China, like France in the past, objects to the perceived Anglo-American bias of Doing Business. Others criticise the report’s methodology, claiming that the indicators are not inclusive or that they improperly measure countries’ regulatory environments. Still others have argued that Doing Business contains built-in biases against regulation and taxation, which may create incentives for countries to enact reforms that game the system rather than produce meaningful results.

To be sure, not all of these objections are without merit; there is certainly room for methodological improvement. That is why Doing Business adjusts its indicators every year based on feedback and review. For example, following criticism of the “Employing Workers” indicator, the International Finance Corporation (the World Bank’s private-sector lending arm) conducted a review and removed it as a contributing factor to the rankings. A similar review should be carried out on other indicators, such as “Paying Taxes,” with any changes tailored to enable continued comparison across time, one of the project’s main benefits.

Given that the project’s methodological flaws can be addressed with targeted review and reform, doing away with Doing Business altogether would be extreme and unnecessary. Countries like France, China, and India, dissatisfied with their low rankings, should not be allowed to eliminate or cripple the project.

Indeed, outsourcing or cutting Doing Business could damage the World Bank’s standing. Just last month, US Treasury Secretary Jack Lew trumpeted Doing Business in congressional testimony justifying American support for multilateral development banks. More broadly, backing away from such a project would undermine the Bank’s promotion of rule-based systems and legal certainty – and would weaken the reformers in developing and emerging economies who seek to transform clientilist and patronage-based economies.

Finally, while Doing Business focuses on helping the poorest countries to improve their economic performance, it also influences advanced-country policymaking and business practices.
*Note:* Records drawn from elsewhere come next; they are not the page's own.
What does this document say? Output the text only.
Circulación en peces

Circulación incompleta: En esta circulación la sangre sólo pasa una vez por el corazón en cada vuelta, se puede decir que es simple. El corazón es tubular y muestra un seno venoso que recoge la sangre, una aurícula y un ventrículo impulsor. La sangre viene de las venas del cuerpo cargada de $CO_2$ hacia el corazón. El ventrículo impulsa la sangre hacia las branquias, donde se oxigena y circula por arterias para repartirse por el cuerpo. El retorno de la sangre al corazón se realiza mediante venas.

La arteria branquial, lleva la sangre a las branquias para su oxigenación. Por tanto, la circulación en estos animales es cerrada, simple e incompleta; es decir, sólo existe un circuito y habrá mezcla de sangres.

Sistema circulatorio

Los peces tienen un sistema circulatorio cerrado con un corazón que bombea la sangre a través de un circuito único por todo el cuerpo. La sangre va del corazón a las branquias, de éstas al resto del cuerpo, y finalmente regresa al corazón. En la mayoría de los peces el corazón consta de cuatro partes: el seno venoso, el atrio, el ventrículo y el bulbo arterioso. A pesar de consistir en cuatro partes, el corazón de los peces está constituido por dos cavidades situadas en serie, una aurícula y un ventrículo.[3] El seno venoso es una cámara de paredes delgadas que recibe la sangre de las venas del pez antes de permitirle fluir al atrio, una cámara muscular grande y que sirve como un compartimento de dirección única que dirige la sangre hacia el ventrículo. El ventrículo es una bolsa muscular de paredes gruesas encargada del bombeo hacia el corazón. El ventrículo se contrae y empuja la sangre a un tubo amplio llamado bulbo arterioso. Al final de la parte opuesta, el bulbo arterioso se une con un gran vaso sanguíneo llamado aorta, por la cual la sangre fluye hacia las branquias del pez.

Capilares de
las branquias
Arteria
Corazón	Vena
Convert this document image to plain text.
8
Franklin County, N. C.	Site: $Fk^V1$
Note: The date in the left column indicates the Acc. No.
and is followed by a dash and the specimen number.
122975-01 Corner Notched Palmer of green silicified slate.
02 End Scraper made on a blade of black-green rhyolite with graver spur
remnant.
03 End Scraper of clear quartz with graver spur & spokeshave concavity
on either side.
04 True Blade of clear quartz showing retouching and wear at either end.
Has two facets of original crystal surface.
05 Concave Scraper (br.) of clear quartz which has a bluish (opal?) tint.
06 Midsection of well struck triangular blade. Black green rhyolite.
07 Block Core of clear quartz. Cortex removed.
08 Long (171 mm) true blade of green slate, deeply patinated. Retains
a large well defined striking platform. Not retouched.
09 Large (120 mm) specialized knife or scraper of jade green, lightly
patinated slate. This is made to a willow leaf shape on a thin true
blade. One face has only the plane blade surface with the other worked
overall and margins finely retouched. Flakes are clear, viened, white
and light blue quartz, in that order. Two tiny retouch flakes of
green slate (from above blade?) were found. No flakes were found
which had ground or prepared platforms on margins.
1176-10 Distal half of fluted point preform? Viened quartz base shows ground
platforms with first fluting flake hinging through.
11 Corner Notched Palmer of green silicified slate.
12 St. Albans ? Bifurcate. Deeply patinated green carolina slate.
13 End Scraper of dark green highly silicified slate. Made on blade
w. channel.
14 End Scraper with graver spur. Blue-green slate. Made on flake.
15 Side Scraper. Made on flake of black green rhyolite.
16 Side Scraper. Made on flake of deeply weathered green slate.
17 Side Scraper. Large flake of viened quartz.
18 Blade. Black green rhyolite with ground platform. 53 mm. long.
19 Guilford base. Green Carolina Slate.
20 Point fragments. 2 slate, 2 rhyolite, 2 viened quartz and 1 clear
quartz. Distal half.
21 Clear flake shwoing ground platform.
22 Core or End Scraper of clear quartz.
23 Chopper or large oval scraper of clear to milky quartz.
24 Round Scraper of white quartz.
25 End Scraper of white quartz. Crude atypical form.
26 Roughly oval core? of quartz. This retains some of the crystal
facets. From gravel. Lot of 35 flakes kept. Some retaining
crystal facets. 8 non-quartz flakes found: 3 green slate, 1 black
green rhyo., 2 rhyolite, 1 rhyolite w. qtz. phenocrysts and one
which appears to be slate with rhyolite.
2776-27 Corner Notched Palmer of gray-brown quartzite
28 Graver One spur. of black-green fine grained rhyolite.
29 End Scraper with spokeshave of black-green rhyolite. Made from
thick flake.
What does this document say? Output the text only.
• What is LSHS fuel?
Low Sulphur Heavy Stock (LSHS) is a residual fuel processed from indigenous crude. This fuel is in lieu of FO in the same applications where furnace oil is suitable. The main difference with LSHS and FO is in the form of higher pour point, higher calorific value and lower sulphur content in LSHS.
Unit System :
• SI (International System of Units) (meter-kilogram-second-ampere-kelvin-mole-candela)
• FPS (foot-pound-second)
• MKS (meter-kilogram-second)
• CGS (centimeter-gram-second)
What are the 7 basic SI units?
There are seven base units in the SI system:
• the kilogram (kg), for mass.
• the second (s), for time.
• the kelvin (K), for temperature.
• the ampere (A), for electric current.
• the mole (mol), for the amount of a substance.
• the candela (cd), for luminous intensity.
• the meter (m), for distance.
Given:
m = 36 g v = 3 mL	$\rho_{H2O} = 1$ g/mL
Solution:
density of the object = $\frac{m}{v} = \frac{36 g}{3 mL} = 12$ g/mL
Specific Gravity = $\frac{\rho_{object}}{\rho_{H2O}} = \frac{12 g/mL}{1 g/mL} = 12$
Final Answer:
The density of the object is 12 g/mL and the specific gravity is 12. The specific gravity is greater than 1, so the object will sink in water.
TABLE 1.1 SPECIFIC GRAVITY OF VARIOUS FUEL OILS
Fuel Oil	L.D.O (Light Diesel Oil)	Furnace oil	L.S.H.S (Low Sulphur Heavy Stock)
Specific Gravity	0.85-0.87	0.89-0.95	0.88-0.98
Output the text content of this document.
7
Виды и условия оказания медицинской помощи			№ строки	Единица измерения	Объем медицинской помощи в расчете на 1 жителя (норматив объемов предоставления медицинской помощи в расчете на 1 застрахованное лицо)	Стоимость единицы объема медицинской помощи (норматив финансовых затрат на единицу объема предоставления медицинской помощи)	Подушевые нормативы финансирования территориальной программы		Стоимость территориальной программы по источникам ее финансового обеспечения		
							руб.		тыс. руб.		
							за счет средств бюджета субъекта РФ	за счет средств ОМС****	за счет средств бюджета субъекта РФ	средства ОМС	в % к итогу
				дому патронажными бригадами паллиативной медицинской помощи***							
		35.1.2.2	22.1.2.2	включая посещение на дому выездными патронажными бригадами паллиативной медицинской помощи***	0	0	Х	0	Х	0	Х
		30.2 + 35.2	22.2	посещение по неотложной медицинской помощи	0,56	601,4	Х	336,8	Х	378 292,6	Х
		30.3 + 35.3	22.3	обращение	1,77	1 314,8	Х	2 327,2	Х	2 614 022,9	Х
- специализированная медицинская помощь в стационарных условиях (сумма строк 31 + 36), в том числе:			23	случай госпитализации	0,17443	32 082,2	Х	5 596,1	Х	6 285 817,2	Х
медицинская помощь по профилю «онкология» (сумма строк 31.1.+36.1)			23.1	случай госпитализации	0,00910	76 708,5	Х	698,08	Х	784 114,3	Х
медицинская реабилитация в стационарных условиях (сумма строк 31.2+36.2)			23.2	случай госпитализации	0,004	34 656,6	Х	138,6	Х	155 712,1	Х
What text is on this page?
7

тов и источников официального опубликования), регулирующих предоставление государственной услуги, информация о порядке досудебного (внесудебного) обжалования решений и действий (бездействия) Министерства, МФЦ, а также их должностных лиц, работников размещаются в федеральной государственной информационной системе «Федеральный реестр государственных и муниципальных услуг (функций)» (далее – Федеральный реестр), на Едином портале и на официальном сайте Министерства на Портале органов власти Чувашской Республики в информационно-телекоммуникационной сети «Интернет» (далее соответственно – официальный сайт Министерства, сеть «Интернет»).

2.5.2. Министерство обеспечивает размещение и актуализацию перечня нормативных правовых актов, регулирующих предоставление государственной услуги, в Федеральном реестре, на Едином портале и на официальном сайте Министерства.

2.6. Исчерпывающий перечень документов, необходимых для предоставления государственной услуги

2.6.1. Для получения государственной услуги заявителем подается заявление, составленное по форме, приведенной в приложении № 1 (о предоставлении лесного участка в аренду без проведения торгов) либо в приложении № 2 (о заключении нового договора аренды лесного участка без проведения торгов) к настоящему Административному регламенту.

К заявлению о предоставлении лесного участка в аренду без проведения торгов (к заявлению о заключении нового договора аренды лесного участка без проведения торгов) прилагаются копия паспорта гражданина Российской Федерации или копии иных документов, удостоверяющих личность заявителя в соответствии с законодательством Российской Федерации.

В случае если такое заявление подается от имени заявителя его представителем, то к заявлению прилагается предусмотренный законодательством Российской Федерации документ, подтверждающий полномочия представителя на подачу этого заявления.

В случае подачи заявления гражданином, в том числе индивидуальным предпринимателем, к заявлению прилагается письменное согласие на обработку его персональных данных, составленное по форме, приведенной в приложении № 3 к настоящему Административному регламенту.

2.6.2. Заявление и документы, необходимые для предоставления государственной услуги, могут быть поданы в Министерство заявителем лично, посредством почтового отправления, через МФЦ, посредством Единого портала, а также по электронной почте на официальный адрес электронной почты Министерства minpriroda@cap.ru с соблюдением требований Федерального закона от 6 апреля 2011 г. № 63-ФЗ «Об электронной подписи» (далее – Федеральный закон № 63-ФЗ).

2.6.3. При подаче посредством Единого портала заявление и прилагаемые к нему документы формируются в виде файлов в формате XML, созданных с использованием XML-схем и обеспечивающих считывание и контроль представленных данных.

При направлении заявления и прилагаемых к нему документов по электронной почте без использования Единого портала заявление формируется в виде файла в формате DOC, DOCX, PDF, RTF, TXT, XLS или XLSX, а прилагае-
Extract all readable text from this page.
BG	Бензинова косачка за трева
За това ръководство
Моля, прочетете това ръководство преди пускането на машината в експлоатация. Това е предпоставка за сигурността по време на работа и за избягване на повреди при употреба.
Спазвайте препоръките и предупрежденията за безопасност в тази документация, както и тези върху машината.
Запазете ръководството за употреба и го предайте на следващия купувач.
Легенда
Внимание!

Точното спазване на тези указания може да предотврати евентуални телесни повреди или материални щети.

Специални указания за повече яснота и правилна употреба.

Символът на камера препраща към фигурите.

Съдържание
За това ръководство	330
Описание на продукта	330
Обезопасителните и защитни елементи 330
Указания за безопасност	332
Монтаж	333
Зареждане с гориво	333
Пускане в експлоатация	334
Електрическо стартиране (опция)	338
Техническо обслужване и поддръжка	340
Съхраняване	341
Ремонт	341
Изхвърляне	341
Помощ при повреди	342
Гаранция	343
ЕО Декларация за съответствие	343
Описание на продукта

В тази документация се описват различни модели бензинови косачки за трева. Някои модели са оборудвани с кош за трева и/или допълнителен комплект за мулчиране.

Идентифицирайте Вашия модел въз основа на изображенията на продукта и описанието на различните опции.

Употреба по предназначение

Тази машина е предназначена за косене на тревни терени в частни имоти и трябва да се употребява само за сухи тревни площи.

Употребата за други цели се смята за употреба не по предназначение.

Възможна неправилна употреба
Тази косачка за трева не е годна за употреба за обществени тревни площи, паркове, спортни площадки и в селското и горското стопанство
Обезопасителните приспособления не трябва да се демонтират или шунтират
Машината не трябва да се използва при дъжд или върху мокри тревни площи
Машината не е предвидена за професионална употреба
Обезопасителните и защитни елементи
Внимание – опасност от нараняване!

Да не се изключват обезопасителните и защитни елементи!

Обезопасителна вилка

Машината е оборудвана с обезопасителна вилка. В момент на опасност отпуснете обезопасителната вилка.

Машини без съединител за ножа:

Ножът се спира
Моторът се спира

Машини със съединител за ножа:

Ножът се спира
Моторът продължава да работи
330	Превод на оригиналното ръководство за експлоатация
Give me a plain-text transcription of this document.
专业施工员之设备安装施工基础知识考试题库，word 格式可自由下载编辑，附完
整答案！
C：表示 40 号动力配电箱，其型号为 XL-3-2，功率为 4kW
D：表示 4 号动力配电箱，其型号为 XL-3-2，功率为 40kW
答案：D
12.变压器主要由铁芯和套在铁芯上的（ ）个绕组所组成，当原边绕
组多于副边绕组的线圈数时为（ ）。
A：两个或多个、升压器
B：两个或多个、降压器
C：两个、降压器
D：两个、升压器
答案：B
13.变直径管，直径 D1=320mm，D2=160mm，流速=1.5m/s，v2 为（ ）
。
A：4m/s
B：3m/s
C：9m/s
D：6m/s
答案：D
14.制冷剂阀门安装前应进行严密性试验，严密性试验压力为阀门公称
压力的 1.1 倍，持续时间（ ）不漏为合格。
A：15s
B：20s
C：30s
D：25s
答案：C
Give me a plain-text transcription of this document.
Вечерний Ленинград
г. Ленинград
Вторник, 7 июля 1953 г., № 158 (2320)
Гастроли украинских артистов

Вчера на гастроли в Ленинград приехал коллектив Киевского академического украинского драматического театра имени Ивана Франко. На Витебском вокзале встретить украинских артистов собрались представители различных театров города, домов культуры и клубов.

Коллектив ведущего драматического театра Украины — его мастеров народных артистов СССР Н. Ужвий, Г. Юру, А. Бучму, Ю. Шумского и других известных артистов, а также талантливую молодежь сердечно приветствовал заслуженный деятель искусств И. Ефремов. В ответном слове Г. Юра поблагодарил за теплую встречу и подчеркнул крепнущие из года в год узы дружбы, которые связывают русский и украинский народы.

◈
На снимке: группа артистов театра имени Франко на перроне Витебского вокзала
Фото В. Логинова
If the project is eliminated, European policymakers will be denied important information that could help to guide discussions about enhancing competitiveness. For example, registering property in Greece is more difficult than in Djibouti; enforcing a contract in Italy takes roughly three times as long as it does in Vietnam; and starting a business in Spain takes roughly 3.5 times longer than in Azerbaijan.

Doing Business does not provide policy solutions. But it does provide a rigorous, credible framework for policy debate – and thus an opportunity that no economy can afford to lose. - Project Syndicate

 

Ana Palacio, a former Spanish foreign minister and former Senior Vice President of the World Bank, is a member of the Spanish Council of State.